Nuestro cantante le increpaba, «Vamos cabrón, acelera si tienes huevos,vamos! » Como si aquello fuera un Miura coño,se había ensañado completamente con el conductor, estaba fuera de sí, el otro que no sabía ni que cojones le decían ni en que país estaba,venga a insultarnos, a mentarnos a las madres,aceleraba con la cuarta puesta echando humo como si hubieran elegido a un nuevo Papa (otra vez el humo y el Papa rediez), intentaba atropellarnos  y nosotros con ese rulo de periódico en la mano y la pañoleta de los san fermines.

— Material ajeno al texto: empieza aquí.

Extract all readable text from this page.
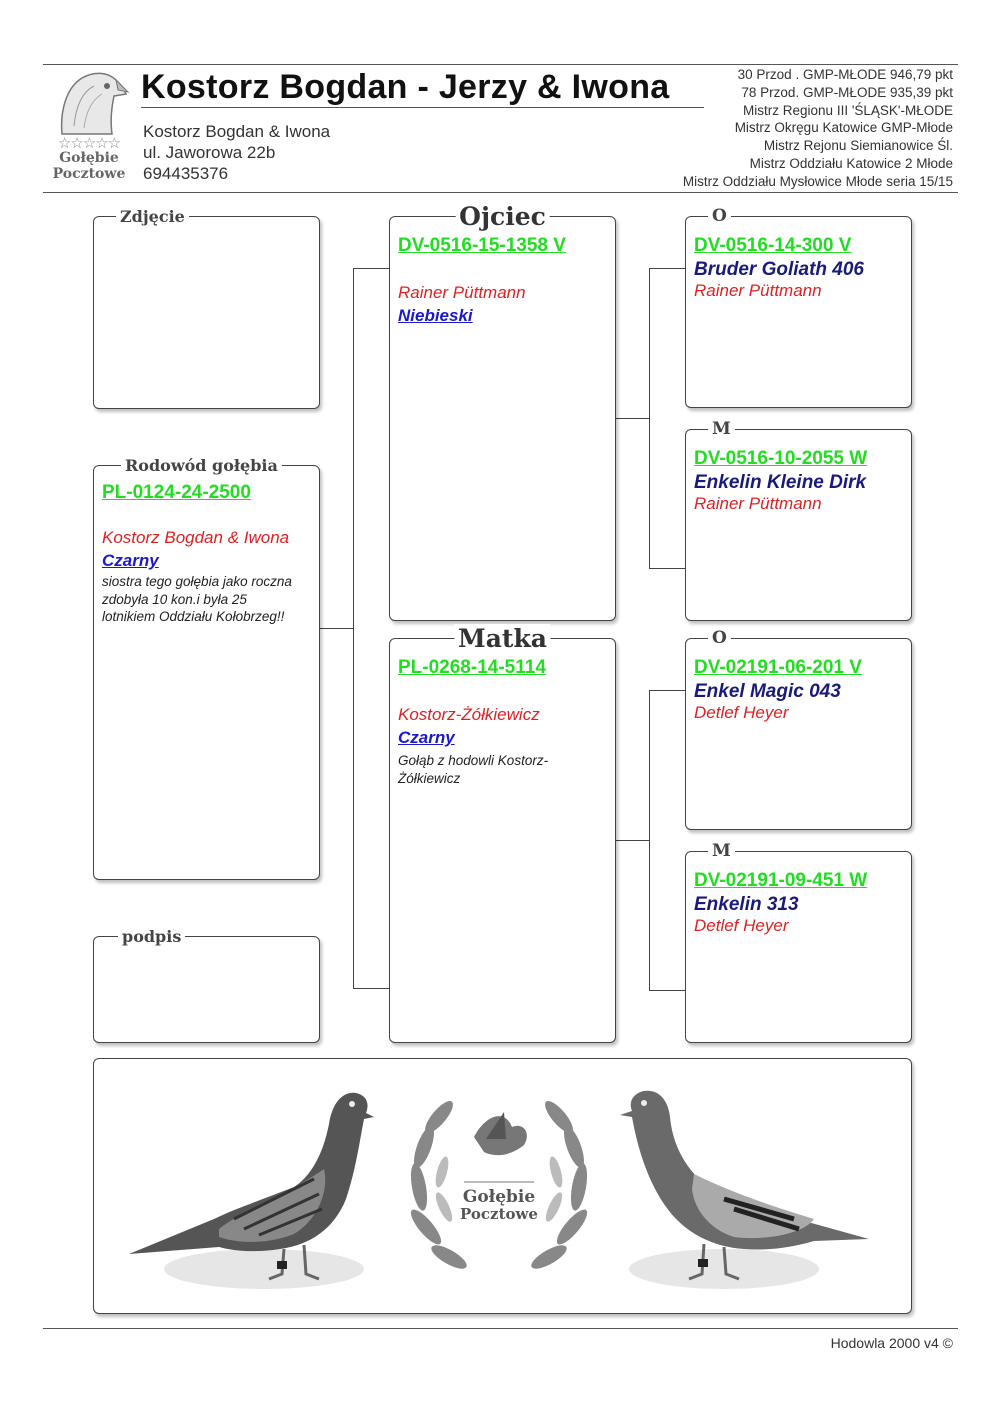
☆☆☆☆☆
Gołębie
Pocztowe
Kostorz Bogdan - Jerzy & Iwona
Kostorz Bogdan & Iwona
ul. Jaworowa 22b
694435376
30 Przod . GMP-MŁODE 946,79 pkt
78 Przod. GMP-MŁODE 935,39 pkt
Mistrz Regionu III 'ŚLĄSK'-MŁODE
Mistrz Okręgu Katowice GMP-Młode
Mistrz Rejonu Siemianowice Śl.
Mistrz Oddziału Katowice 2 Młode
Mistrz Oddziału Mysłowice Młode seria 15/15
Zdjęcie
Rodowód gołębia
PL-0124-24-2500
Kostorz Bogdan & Iwona
Czarny
siostra tego gołębia jako roczna zdobyła 10 kon.i była 25 lotnikiem Oddziału Kołobrzeg!!
podpis
Ojciec
DV-0516-15-1358 V
Rainer Püttmann
Niebieski
Matka
PL-0268-14-5114
Kostorz-Żółkiewicz
Czarny
Gołąb z hodowli Kostorz-Żółkiewicz
O
DV-0516-14-300 V
Bruder Goliath 406
Rainer Püttmann
M
DV-0516-10-2055 W
Enkelin Kleine Dirk
Rainer Püttmann
O
DV-02191-06-201 V
Enkel Magic 043
Detlef Heyer
M
DV-02191-09-451 W
Enkelin 313
Detlef Heyer
Gołębie
Pocztowe
Hodowla 2000 v4 ©
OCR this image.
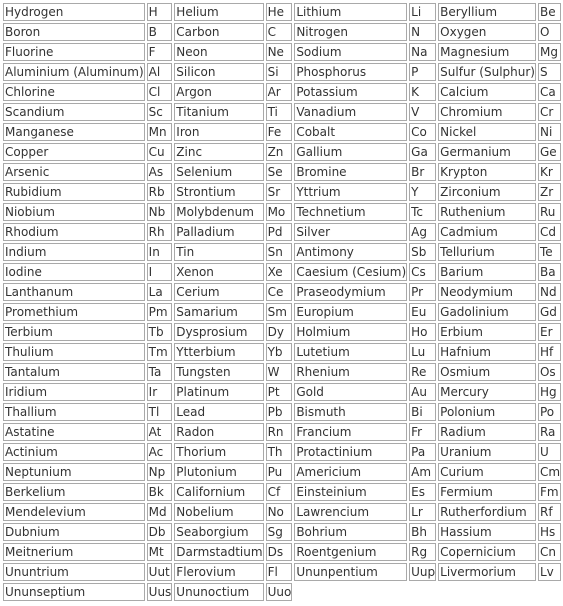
Hydrogen	H	Helium	He	Lithium	Li	Beryllium	Be
Boron	B	Carbon	C	Nitrogen	N	Oxygen	O
Fluorine	F	Neon	Ne	Sodium	Na	Magnesium	Mg
Aluminium (Aluminum)	Al	Silicon	Si	Phosphorus	P	Sulfur (Sulphur)	S
Chlorine	Cl	Argon	Ar	Potassium	K	Calcium	Ca
Scandium	Sc	Titanium	Ti	Vanadium	V	Chromium	Cr
Manganese	Mn	Iron	Fe	Cobalt	Co	Nickel	Ni
Copper	Cu	Zinc	Zn	Gallium	Ga	Germanium	Ge
Arsenic	As	Selenium	Se	Bromine	Br	Krypton	Kr
Rubidium	Rb	Strontium	Sr	Yttrium	Y	Zirconium	Zr
Niobium	Nb	Molybdenum	Mo	Technetium	Tc	Ruthenium	Ru
Rhodium	Rh	Palladium	Pd	Silver	Ag	Cadmium	Cd
Indium	In	Tin	Sn	Antimony	Sb	Tellurium	Te
Iodine	I	Xenon	Xe	Caesium (Cesium)	Cs	Barium	Ba
Lanthanum	La	Cerium	Ce	Praseodymium	Pr	Neodymium	Nd
Promethium	Pm	Samarium	Sm	Europium	Eu	Gadolinium	Gd
Terbium	Tb	Dysprosium	Dy	Holmium	Ho	Erbium	Er
Thulium	Tm	Ytterbium	Yb	Lutetium	Lu	Hafnium	Hf
Tantalum	Ta	Tungsten	W	Rhenium	Re	Osmium	Os
Iridium	Ir	Platinum	Pt	Gold	Au	Mercury	Hg
Thallium	Tl	Lead	Pb	Bismuth	Bi	Polonium	Po
Astatine	At	Radon	Rn	Francium	Fr	Radium	Ra
Actinium	Ac	Thorium	Th	Protactinium	Pa	Uranium	U
Neptunium	Np	Plutonium	Pu	Americium	Am	Curium	Cm
Berkelium	Bk	Californium	Cf	Einsteinium	Es	Fermium	Fm
Mendelevium	Md	Nobelium	No	Lawrencium	Lr	Rutherfordium	Rf
Dubnium	Db	Seaborgium	Sg	Bohrium	Bh	Hassium	Hs
Meitnerium	Mt	Darmstadtium	Ds	Roentgenium	Rg	Copernicium	Cn
Ununtrium	Uut	Flerovium	Fl	Ununpentium	Uup	Livermorium	Lv
Ununseptium	Uus	Ununoctium	Uuo				
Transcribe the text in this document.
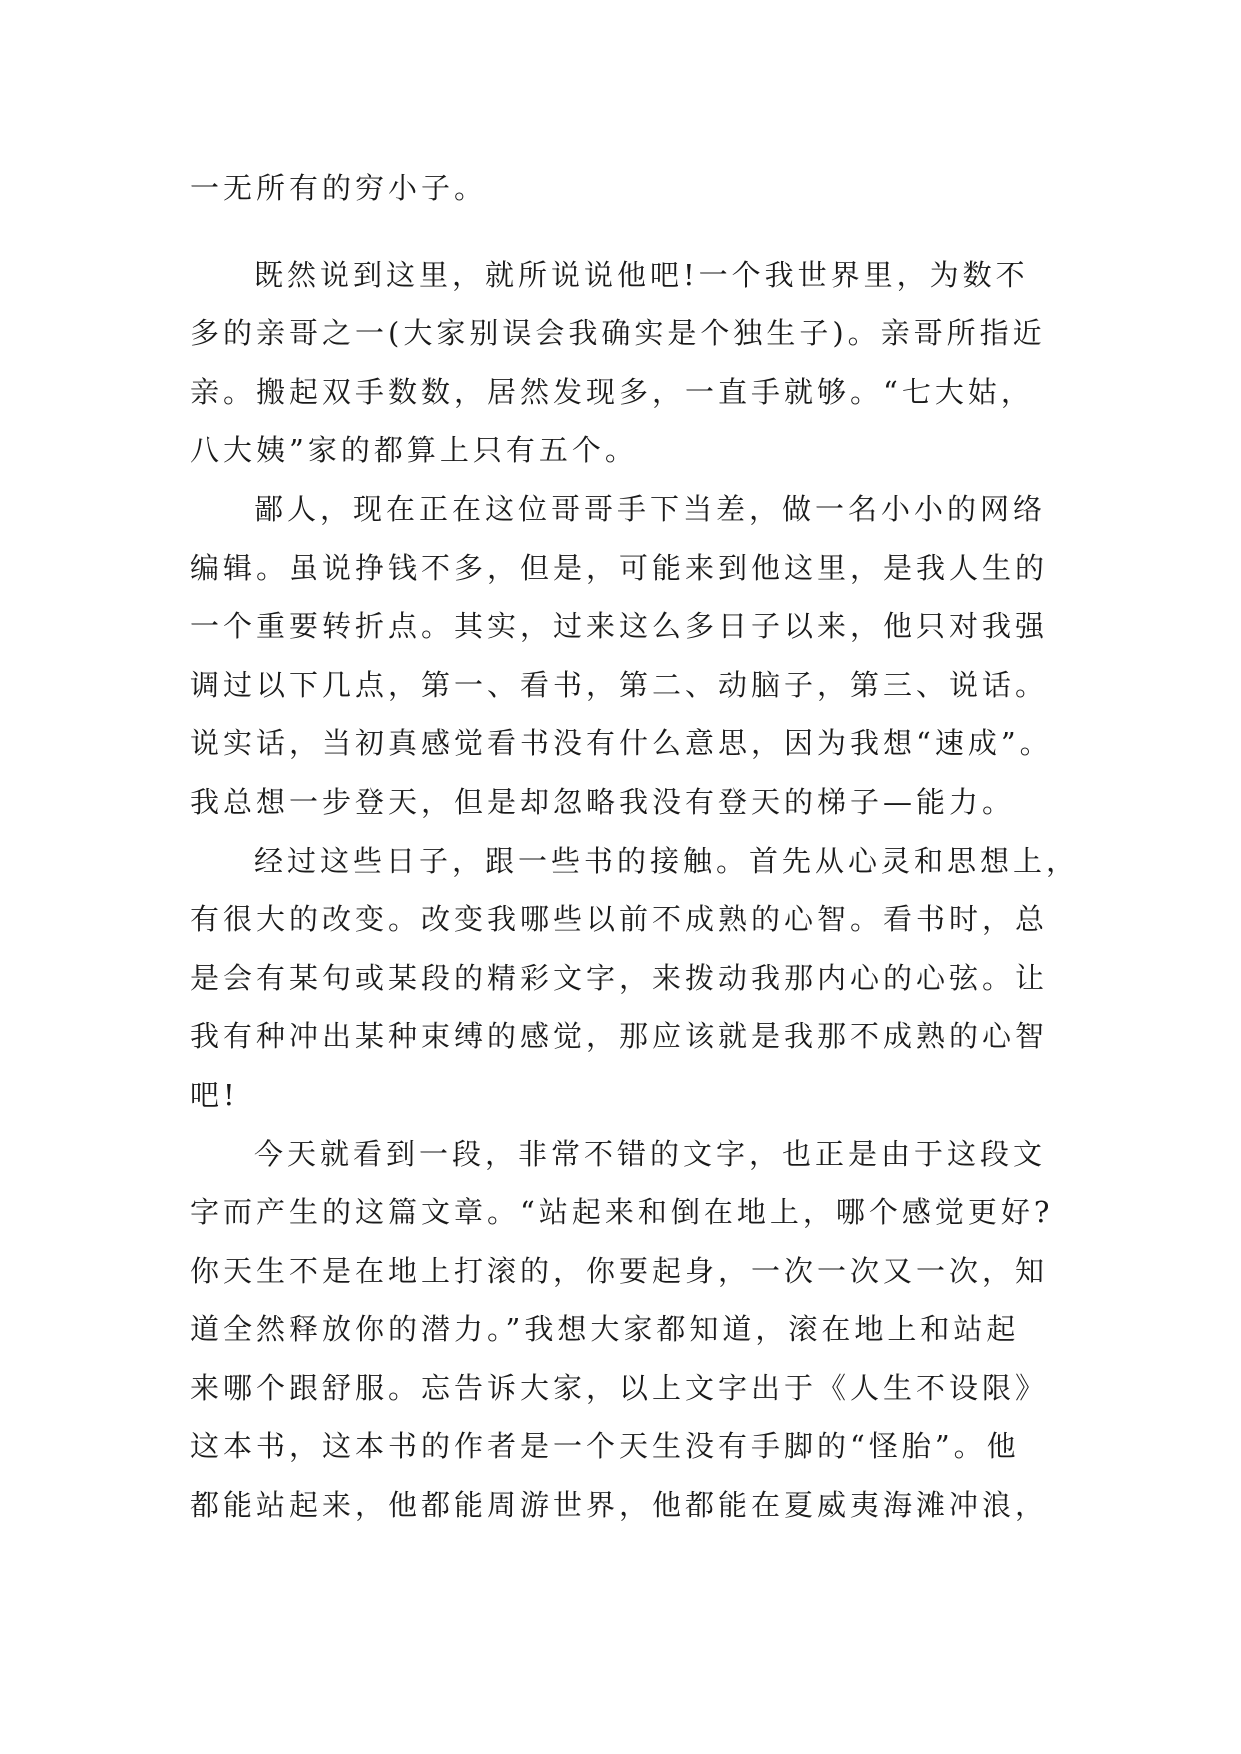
一无所有的穷小子。
既然说到这里，就所说说他吧!一个我世界里，为数不
多的亲哥之一(大家别误会我确实是个独生子)。亲哥所指近
亲。搬起双手数数，居然发现多，一直手就够。“七大姑，
八大姨”家的都算上只有五个。
鄙人，现在正在这位哥哥手下当差，做一名小小的网络
编辑。虽说挣钱不多，但是，可能来到他这里，是我人生的
一个重要转折点。其实，过来这么多日子以来，他只对我强
调过以下几点，第一、看书，第二、动脑子，第三、说话。
说实话，当初真感觉看书没有什么意思，因为我想“速成”。
我总想一步登天，但是却忽略我没有登天的梯子—能力。
经过这些日子，跟一些书的接触。首先从心灵和思想上，
有很大的改变。改变我哪些以前不成熟的心智。看书时，总
是会有某句或某段的精彩文字，来拨动我那内心的心弦。让
我有种冲出某种束缚的感觉，那应该就是我那不成熟的心智
吧!
今天就看到一段，非常不错的文字，也正是由于这段文
字而产生的这篇文章。“站起来和倒在地上，哪个感觉更好?
你天生不是在地上打滚的，你要起身，一次一次又一次，知
道全然释放你的潜力。”我想大家都知道，滚在地上和站起
来哪个跟舒服。忘告诉大家，以上文字出于《人生不设限》
这本书，这本书的作者是一个天生没有手脚的“怪胎”。他
都能站起来，他都能周游世界，他都能在夏威夷海滩冲浪，
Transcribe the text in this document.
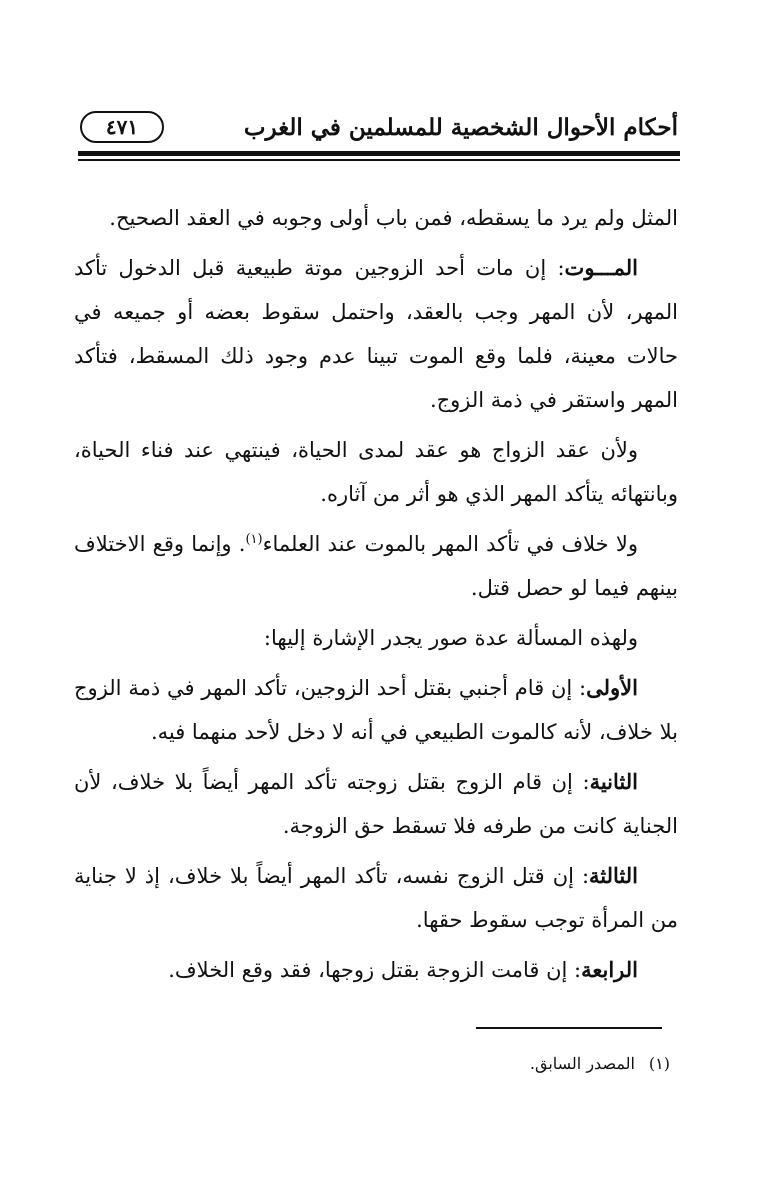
أحكام الأحوال الشخصية للمسلمين في الغرب
٤٧١

المثل ولم يرد ما يسقطه، فمن باب أولى وجوبه في العقد الصحيح.

المـــوت: إن مات أحد الزوجين موتة طبيعية قبل الدخول تأكد المهر، لأن المهر وجب بالعقد، واحتمل سقوط بعضه أو جميعه في حالات معينة، فلما وقع الموت تبينا عدم وجود ذلك المسقط، فتأكد المهر واستقر في ذمة الزوج.

ولأن عقد الزواج هو عقد لمدى الحياة، فينتهي عند فناء الحياة، وبانتهائه يتأكد المهر الذي هو أثر من آثاره.

ولا خلاف في تأكد المهر بالموت عند العلماء$^{(١)}$. وإنما وقع الاختلاف بينهم فيما لو حصل قتل.

ولهذه المسألة عدة صور يجدر الإشارة إليها:

الأولى: إن قام أجنبي بقتل أحد الزوجين، تأكد المهر في ذمة الزوج بلا خلاف، لأنه كالموت الطبيعي في أنه لا دخل لأحد منهما فيه.

الثانية: إن قام الزوج بقتل زوجته تأكد المهر أيضاً بلا خلاف، لأن الجناية كانت من طرفه فلا تسقط حق الزوجة.

الثالثة: إن قتل الزوج نفسه، تأكد المهر أيضاً بلا خلاف، إذ لا جناية من المرأة توجب سقوط حقها.

الرابعة: إن قامت الزوجة بقتل زوجها، فقد وقع الخلاف.

(١)المصدر السابق.
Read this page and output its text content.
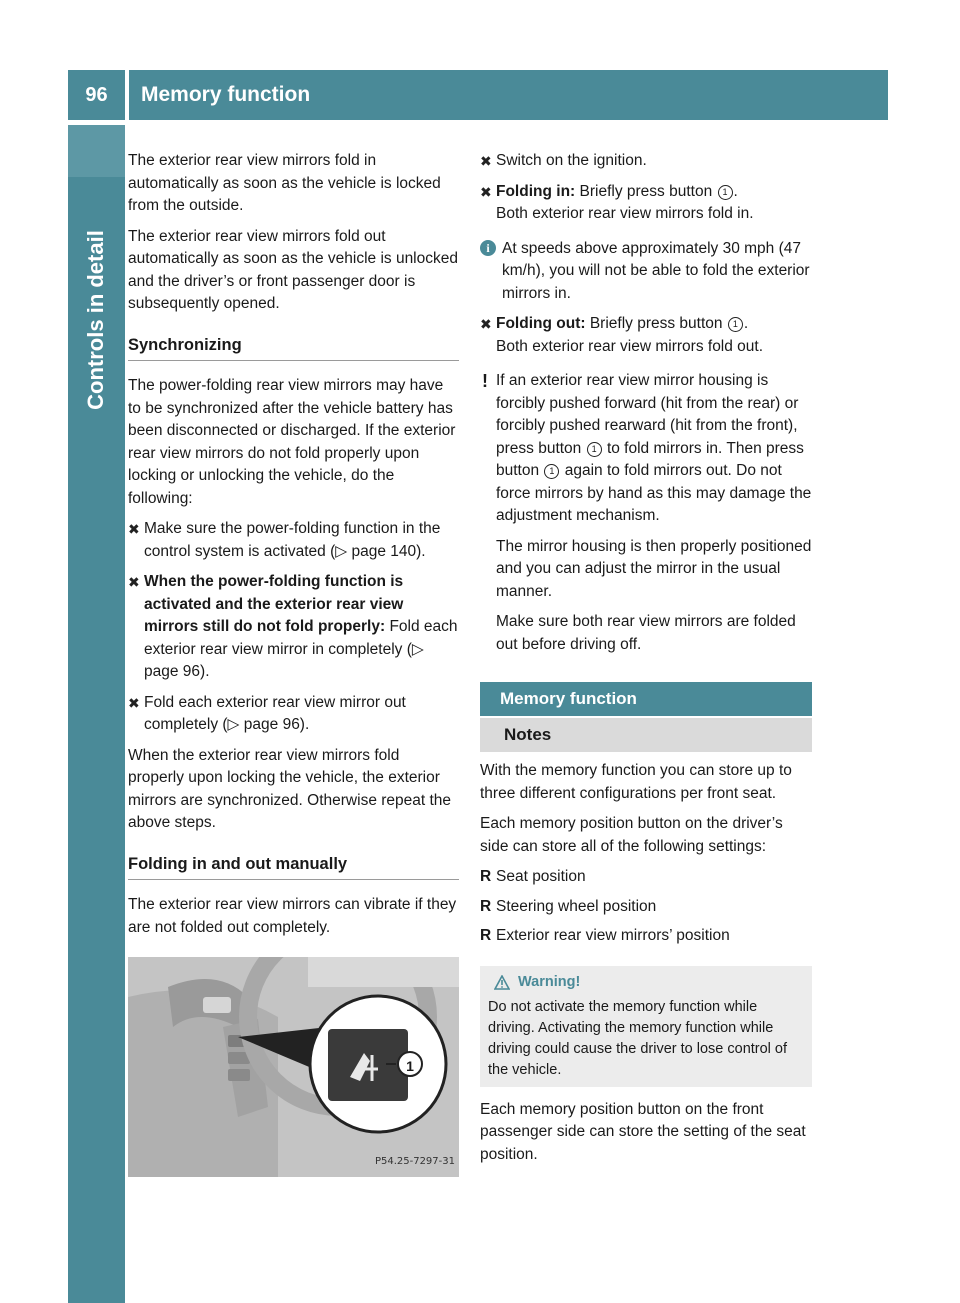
96	Memory function
Controls in detail

The exterior rear view mirrors fold in automatically as soon as the vehicle is locked from the outside.

The exterior rear view mirrors fold out automatically as soon as the vehicle is unlocked and the driver’s or front passenger door is subsequently opened.

Synchronizing

The power-folding rear view mirrors may have to be synchronized after the vehicle battery has been disconnected or discharged. If the exterior rear view mirrors do not fold properly upon locking or unlocking the vehicle, do the following:

✖ Make sure the power-folding function in the control system is activated (▷ page 140).
✖ When the power-folding function is activated and the exterior rear view mirrors still do not fold properly: Fold each exterior rear view mirror in completely (▷ page 96).
✖ Fold each exterior rear view mirror out completely (▷ page 96).

When the exterior rear view mirrors fold properly upon locking the vehicle, the exterior mirrors are synchronized. Otherwise repeat the above steps.

Folding in and out manually

The exterior rear view mirrors can vibrate if they are not folded out completely.

1
P54.25-7297-31
✖ Switch on the ignition.
✖ Folding in: Briefly press button 1 .
Both exterior rear view mirrors fold in.
i At speeds above approximately 30 mph (47 km/h), you will not be able to fold the exterior mirrors in.

✖ Folding out: Briefly press button 1 .
Both exterior rear view mirrors fold out.
! If an exterior rear view mirror housing is forcibly pushed forward (hit from the rear) or forcibly pushed rearward (hit from the front), press button 1 to fold mirrors in. Then press button 1 again to fold mirrors out. Do not force mirrors by hand as this may damage the adjustment mechanism.

The mirror housing is then properly positioned and you can adjust the mirror in the usual manner.

Make sure both rear view mirrors are folded out before driving off.

Memory function
Notes

With the memory function you can store up to three different configurations per front seat.

Each memory position button on the driver’s side can store all of the following settings:

R Seat position
R Steering wheel position
R Exterior rear view mirrors’ position
Warning!
Do not activate the memory function while driving. Activating the memory function while driving could cause the driver to lose control of the vehicle.

Each memory position button on the front passenger side can store the setting of the seat position.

Cuando ya estuvimos instalados cómodamente en el Custom le imagecomentamos a Paquito la posibilidad de grabar nuestro primer larga duración pero necesitábamos un productor.

Habíamos contactado previamente con La Monja, un guitarrista que empezaba a ponerse de moda en el mundo de la producción,pero no congeniamos muy bien con él, tenía un extraño carácter, aunque hay que decir para ser honestos que posteriormente ha triunfado con grupos como Filo y los Filomátics.

Se quedó allí sentado mirándonos en el salón de nuestra casa y no hablaba,era como el Loco de la Colina haciendo una entrevista, nosotros intentábamos ser amables, pero nada, La Monja allí sentado sin mediar palabra durante cuarenta minutos, a mi particularmente aquello me pareció una puta eternidad,siempre me han dejado muy  flipado esta peculiar especie de músicos  cuyo mundo interior es desorbitado pero que por fuera parecen maniquís, están como en pause todo el rato con su tristeza y su melancolía, un auténtico coñazo para la hora del café o la sobremesa de cualquier familia…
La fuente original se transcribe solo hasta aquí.